Quite possibly there were other commercial ventures in apples elsewhere in Steuben County, on some scale larger than a few barrels of cider brought home from local cider mills to farm cellars. I have not found evidence of them, but if anyone knows of such enterprises I hope they will come forward with the story; that's how information can get preserved, kept from being lost. Meanwhile, people like Ted Markham and Henry Hughes have sold enough apples to keep the lack of sales from being total in recent years.

With few exceptions, back when orchards grew on every farm, farm families ate better, enjoyed a more varied and healthful diet because of them. That was their reason for being; it was all that was expected of them, and that they did deliver.

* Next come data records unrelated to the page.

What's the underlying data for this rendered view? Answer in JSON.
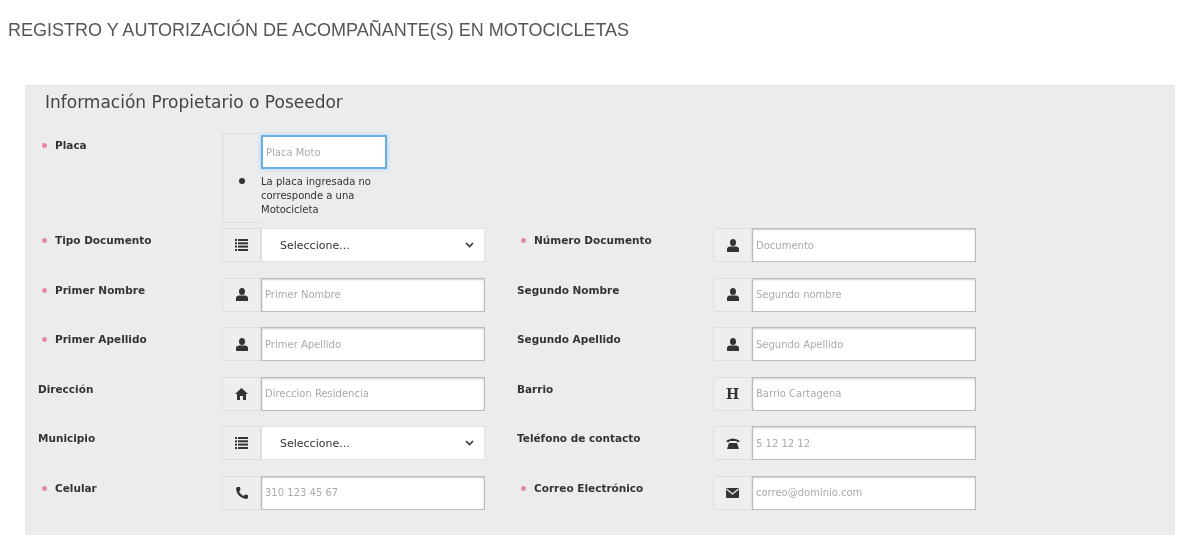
{
  "title": "REGISTRO Y AUTORIZACIÓN DE ACOMPAÑANTE(S) EN MOTOCICLETAS",
  "section": {
    "heading": "Información Propietario o Poseedor",
    "plate": {
      "label": "Placa",
      "required": true,
      "placeholder": "Placa Moto",
      "focused": true,
      "error": "La placa ingresada no corresponde a una Motocicleta"
    },
    "rows": [
      [
        {
          "label": "Tipo Documento",
          "required": true,
          "kind": "list-select",
          "value": "Seleccione..."
        },
        {
          "label": "Número Documento",
          "required": true,
          "kind": "person-input",
          "placeholder": "Documento"
        }
      ],
      [
        {
          "label": "Primer Nombre",
          "required": true,
          "kind": "person-input",
          "placeholder": "Primer Nombre"
        },
        {
          "label": "Segundo Nombre",
          "required": false,
          "kind": "person-input",
          "placeholder": "Segundo nombre"
        }
      ],
      [
        {
          "label": "Primer Apellido",
          "required": true,
          "kind": "person-input",
          "placeholder": "Primer Apellido"
        },
        {
          "label": "Segundo Apellido",
          "required": false,
          "kind": "person-input",
          "placeholder": "Segundo Apellido"
        }
      ],
      [
        {
          "label": "Dirección",
          "required": false,
          "kind": "home-input",
          "placeholder": "Direccion Residencia"
        },
        {
          "label": "Barrio",
          "required": false,
          "kind": "letter-input",
          "glyph": "H",
          "placeholder": "Barrio Cartagena"
        }
      ],
      [
        {
          "label": "Municipio",
          "required": false,
          "kind": "list-select",
          "value": "Seleccione..."
        },
        {
          "label": "Teléfono de contacto",
          "required": false,
          "kind": "deskphone-input",
          "placeholder": "5 12 12 12"
        }
      ],
      [
        {
          "label": "Celular",
          "required": true,
          "kind": "phone-input",
          "placeholder": "310 123 45 67"
        },
        {
          "label": "Correo Electrónico",
          "required": true,
          "kind": "email-input",
          "placeholder": "correo@dominio.com"
        }
      ]
    ]
  }
}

Today, while the old trees are few and declining, there aren't many young ones either. One place younger trees grow is in groups of a few in people's yards, in towns and in the country. Most of these are the result of dreams stimulated by nursery catalogs. They receive little or no knowledgeable care, so yield little or no usable fruit. Their chief products are messy litter and insect and fungal pests to migrate to and prey upon other apple trees. If their owners are satisfied with the riot of bloom they display for a few days each spring, then these trees constitute a rewarding project. If more than that is expected of them, mostly they are disappointing.

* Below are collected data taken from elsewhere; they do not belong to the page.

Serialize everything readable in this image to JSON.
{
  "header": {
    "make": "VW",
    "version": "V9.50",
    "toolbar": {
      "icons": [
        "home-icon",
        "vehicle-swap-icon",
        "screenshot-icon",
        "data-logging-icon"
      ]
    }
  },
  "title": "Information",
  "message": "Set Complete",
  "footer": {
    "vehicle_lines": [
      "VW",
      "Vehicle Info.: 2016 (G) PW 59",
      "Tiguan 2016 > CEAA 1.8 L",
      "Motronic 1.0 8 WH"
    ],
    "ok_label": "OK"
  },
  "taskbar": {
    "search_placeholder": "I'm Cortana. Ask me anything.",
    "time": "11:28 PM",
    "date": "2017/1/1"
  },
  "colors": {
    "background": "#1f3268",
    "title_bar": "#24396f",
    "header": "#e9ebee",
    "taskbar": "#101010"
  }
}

There is widespread interest in the revival of old varieties in home plantings, however. Most nurseries offer at least some of them and others offer an extensive choice. Another way of acquiring choice old kinds is to graft, sometimes with scions taken directly from the old orchards, on rootstocks of your choice. I have a dozen trees grafted on dwarf (m 9) rootstocks, varieties such as Tompkins King, Gilliflower, Esopus Spitzenberg and others. Ted Markham has a number of such trees and Claude Arnold had still more; no doubt others do, too. This is a fascinating and absorbing way to acquire such a planting. It is not extremely difficult to learn grafting; people have been doing it since far back in antiquity in the most primitive of times. It's a hobby. but these little trees if given the care and attention they need will reward you with amazing crops of apples of sorts that can be obtained in no other way.

One thing stands out in reviewing the history of apples in Steuben County. The played a much larger role in Steuben agriculture once than you would ever guess from any evidence observable today.